The most hopeful and effective treatments for trauma use different pathways to reach the right brain, where childhood trauma is stored.  Sadly TF-CBT is the most available kind of therapy, but it is generally not that useful for healing childhood trauma.  In the case of my CASA youth, she felt "unhelpable" after several years of CBT did not help.

When your brain is programmed in Fight/Flight/Freeze patterns that arise from particular stimuli (triggers), it's hard to "think" your way into this pattern and break it by force of will.  For a shock trauma that happens at an older age TF CBT may be effective, but for developmental (early) trauma, it is not.

The best results come from:

1.  Neurofeedback:   There are a variety of NF systems that require a diagnosis and a specific plan of use-- these systems are dependent on who the practitioner is and how experienced and skillful they are, which can be hard to assess.  However, there is one system (Neuroptimal) that is "one size fits all" and focuses on Central Nervous System arousal and coherence.  It trains the person for a calm CNS by giving them interruptions in the music they are listening to when their CNS is over- or under-active, or out of synch.   This is one-size-fits-all training, so diagnosis is not a concern.  This is the one my CASA youth did, and it was incredibly helpful to her.  (Miracle-level helpful!)   20 sessions = 10 hours of clinical time, and her anxiety and depression essentially remitted.  (If you use directed NF, make sure the therapist is VERY trained (~PhD) and experienced in the use of the machinery and in diagnosis.)  The biggest advantage was that 1. it was FAST, 2. The client's OWN BRAIN solves it's own firing problems, when it is finally given feedback about what it is doing that's awry.  This is extremely empowering, especially for a person who feels broken or flawed.  Non verbal, so there is no re-traumatization.

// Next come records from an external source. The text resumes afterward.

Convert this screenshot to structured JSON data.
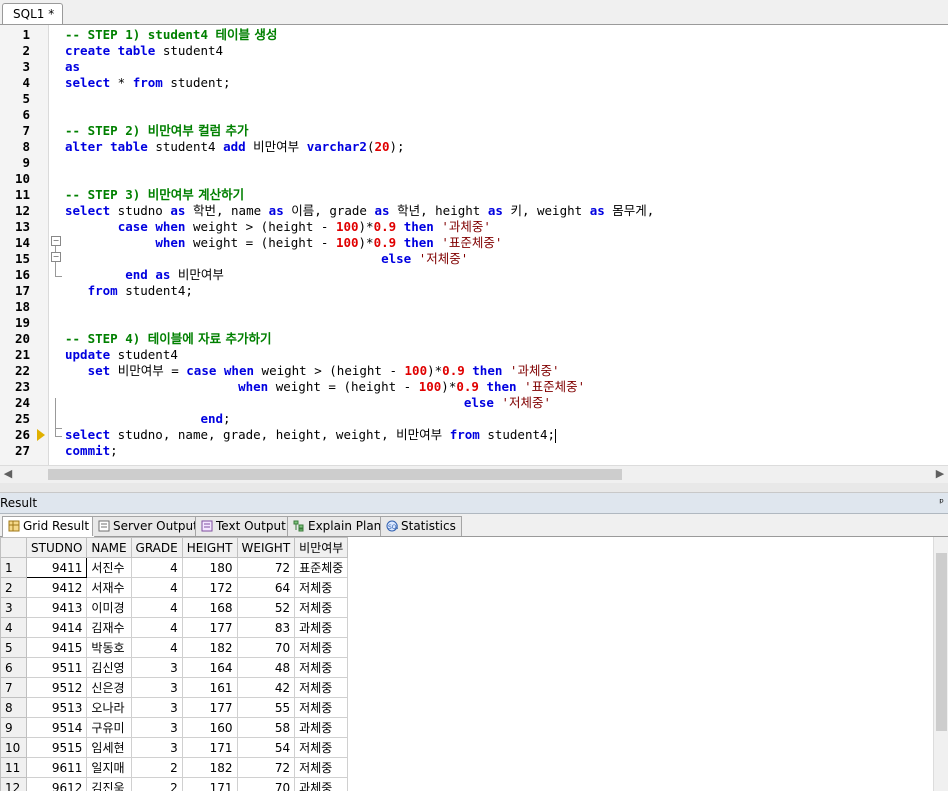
{
  "doc_tab": "SQL1 *",
  "editor": {
    "lines": [
      {
        "n": "1",
        "html": "<span class=\"cm\">-- STEP 1) student4 <span class=\"kr\">테이블 생성</span></span>"
      },
      {
        "n": "2",
        "html": "<span class=\"kw\">create table</span> student4"
      },
      {
        "n": "3",
        "html": "<span class=\"kw\">as</span>"
      },
      {
        "n": "4",
        "html": "<span class=\"kw\">select</span> * <span class=\"kw\">from</span> student;"
      },
      {
        "n": "5",
        "html": ""
      },
      {
        "n": "6",
        "html": ""
      },
      {
        "n": "7",
        "html": "<span class=\"cm\">-- STEP 2) <span class=\"kr\">비만여부 컬럼 추가</span></span>"
      },
      {
        "n": "8",
        "html": "<span class=\"kw\">alter table</span> student4 <span class=\"kw\">add</span> <span class=\"kr\">비만여부</span> <span class=\"kw\">varchar2</span>(<span class=\"num\">20</span>);"
      },
      {
        "n": "9",
        "html": ""
      },
      {
        "n": "10",
        "html": ""
      },
      {
        "n": "11",
        "html": "<span class=\"cm\">-- STEP 3) <span class=\"kr\">비만여부 계산하기</span></span>"
      },
      {
        "n": "12",
        "html": "<span class=\"kw\">select</span> studno <span class=\"kw\">as</span> <span class=\"kr\">학번</span>, name <span class=\"kw\">as</span> <span class=\"kr\">이름</span>, grade <span class=\"kw\">as</span> <span class=\"kr\">학년</span>, height <span class=\"kw\">as</span> <span class=\"kr\">키</span>, weight <span class=\"kw\">as</span> <span class=\"kr\">몸무게</span>,"
      },
      {
        "n": "13",
        "html": "       <span class=\"kw\">case when</span> weight &gt; (height - <span class=\"num\">100</span>)*<span class=\"num\">0.9</span> <span class=\"kw\">then</span> <span class=\"str\">'<span class=\"kr\">과체중</span>'</span>"
      },
      {
        "n": "14",
        "html": "            <span class=\"kw\">when</span> weight = (height - <span class=\"num\">100</span>)*<span class=\"num\">0.9</span> <span class=\"kw\">then</span> <span class=\"str\">'<span class=\"kr\">표준체중</span>'</span>"
      },
      {
        "n": "15",
        "html": "                                          <span class=\"kw\">else</span> <span class=\"str\">'<span class=\"kr\">저체중</span>'</span>"
      },
      {
        "n": "16",
        "html": "        <span class=\"kw\">end as</span> <span class=\"kr\">비만여부</span>"
      },
      {
        "n": "17",
        "html": "   <span class=\"kw\">from</span> student4;"
      },
      {
        "n": "18",
        "html": ""
      },
      {
        "n": "19",
        "html": ""
      },
      {
        "n": "20",
        "html": "<span class=\"cm\">-- STEP 4) <span class=\"kr\">테이블에 자료 추가하기</span></span>"
      },
      {
        "n": "21",
        "html": "<span class=\"kw\">update</span> student4"
      },
      {
        "n": "22",
        "html": "   <span class=\"kw\">set</span> <span class=\"kr\">비만여부</span> = <span class=\"kw\">case when</span> weight &gt; (height - <span class=\"num\">100</span>)*<span class=\"num\">0.9</span> <span class=\"kw\">then</span> <span class=\"str\">'<span class=\"kr\">과체중</span>'</span>"
      },
      {
        "n": "23",
        "html": "                       <span class=\"kw\">when</span> weight = (height - <span class=\"num\">100</span>)*<span class=\"num\">0.9</span> <span class=\"kw\">then</span> <span class=\"str\">'<span class=\"kr\">표준체중</span>'</span>"
      },
      {
        "n": "24",
        "html": "                                                     <span class=\"kw\">else</span> <span class=\"str\">'<span class=\"kr\">저체중</span>'</span>"
      },
      {
        "n": "25",
        "html": "                  <span class=\"kw\">end</span>;"
      },
      {
        "n": "26",
        "html": "<span class=\"kw\">select</span> studno, name, grade, height, weight, <span class=\"kr\">비만여부</span> <span class=\"kw\">from</span> student4;<span class=\"caret\"></span>"
      },
      {
        "n": "27",
        "html": "<span class=\"kw\">commit</span>;"
      }
    ]
  },
  "result": {
    "title": "Result",
    "pin": "ᵖ",
    "tabs": [
      "Grid Result",
      "Server Output",
      "Text Output",
      "Explain Plan",
      "Statistics"
    ],
    "columns": [
      "STUDNO",
      "NAME",
      "GRADE",
      "HEIGHT",
      "WEIGHT",
      "비만여부"
    ],
    "rows": [
      [
        "1",
        "9411",
        "서진수",
        "4",
        "180",
        "72",
        "표준체중"
      ],
      [
        "2",
        "9412",
        "서재수",
        "4",
        "172",
        "64",
        "저체중"
      ],
      [
        "3",
        "9413",
        "이미경",
        "4",
        "168",
        "52",
        "저체중"
      ],
      [
        "4",
        "9414",
        "김재수",
        "4",
        "177",
        "83",
        "과체중"
      ],
      [
        "5",
        "9415",
        "박동호",
        "4",
        "182",
        "70",
        "저체중"
      ],
      [
        "6",
        "9511",
        "김신영",
        "3",
        "164",
        "48",
        "저체중"
      ],
      [
        "7",
        "9512",
        "신은경",
        "3",
        "161",
        "42",
        "저체중"
      ],
      [
        "8",
        "9513",
        "오나라",
        "3",
        "177",
        "55",
        "저체중"
      ],
      [
        "9",
        "9514",
        "구유미",
        "3",
        "160",
        "58",
        "과체중"
      ],
      [
        "10",
        "9515",
        "임세현",
        "3",
        "171",
        "54",
        "저체중"
      ],
      [
        "11",
        "9611",
        "일지매",
        "2",
        "182",
        "72",
        "저체중"
      ],
      [
        "12",
        "9612",
        "김진욱",
        "2",
        "171",
        "70",
        "과체중"
      ]
    ]
  }
}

2.  Body-Based systems of "talk" therapy:  NARM (Laurence Heller), Sensorimotor Psychotherapy (Pat Ogden), Somatic Experiencing (Peter Levine).   These therapies basically bring the client back to the sensations of, and awareness of, their bodies.  The focus stays on the body and what sensations it is experiencing.  These systems help the client learn to feel, tolerate, and name emotions and notice them as physical feelings that move, morph, change and resolve if the client is able to let that physical process take place.  These therapies hook up R and L brain through experiencing & re-hooking-up-to the sensations of the body (where trauma is stored).

3.  EMDR.  Also well validated for helping the right brain reprocess information that is 'stuck' due to trauma by mimicking REM sleep.

Be warned that there are a lot of posers in trauma therapy.  There are alot of people who took one seminar and bill themselves as experts, or who use their own spin on a therapy that may render it very different or ineffective.  You need to make sure you are dealing with an experienced, skilled practitioner who has the requisite accreditation. 

NICABM = Natitional Institutue for the Clinincal Application of Behavioral Medicine.... they have a ton of info on line about the therapies that are the most promising for trauma healing.